Intel said it didn't consider the UK for a new chip-making factory because of Brexit
- Intel's CEO said the firm isn't considering building factories in the UK because of Brexit.
- Pat Gelsinger told the BBC that Intel was looking at sites in 10 countries, with support from the EU.
- Boris Johnson is overseeing a 'levelling down of foreign direct investment', critics say.
- For more stories go to www.BusinessInsider.co.za.
Intel is no longer considering building semiconductor factories in the UK because of Brexit, the firm's boss has told the BBC.
Pat Gelsinger, CEO of the chipmaker since February, says the firm is now looking at "EU countries and getting support from the EU."
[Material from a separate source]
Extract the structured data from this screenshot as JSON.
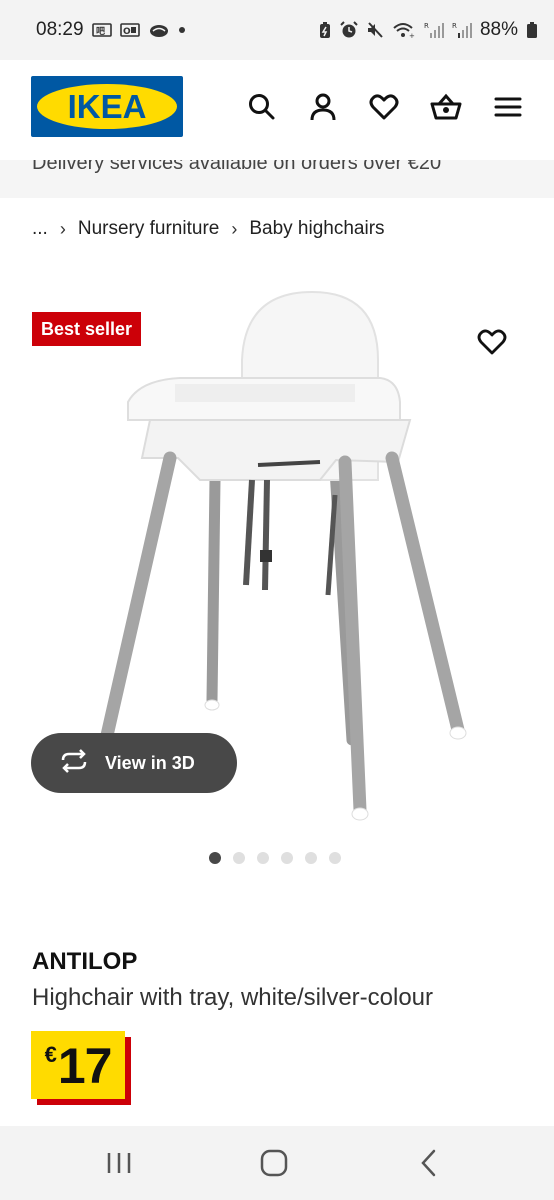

Intel had "about 70 proposals for sites across Europe from maybe 10 different countries", Gelsinger said, adding that he was hoping to receive support from the EU and finalise a site before the end of the year.
The company plans to invest up to $95 billion in semiconductor factories over the next 10 years, the BBC reported.
Critics say Intel's decision to focus on the EU is an indictment of Boris Johnson's governing, as the UK Prime Minister seeks to "build back better" from the pandemic.
Naomi Smith, chief executive of the group Best for Britain, which opposed Brexit, told Insider: "Businesses are increasingly finding their voice and saying Britain no longer makes the list for foreign tech investment that would bring the high skilled, high wage jobs that the Prime Minister pledged to deliver only yesterday.
"This decision by Intel is an unequivocal negative. While this government may be fueled by the promise of 'levelling up' they are overseeing the greatest levelling down of foreign direct investment this country has seen."
While the US-based corporation turns away from building a factory in the UK, recent months have seen a Chinese-owned firm take over a semiconductor factory in the UK.
Newport Wafer Fab in Wales is the UK's largest semiconductor factory. It was brought under Chinese ownership in August, amid a probe from the UK's national security advisor.
There is a global shortage of semiconductors as demand spikes, with knock-on effects on other industries, Markets Insider found.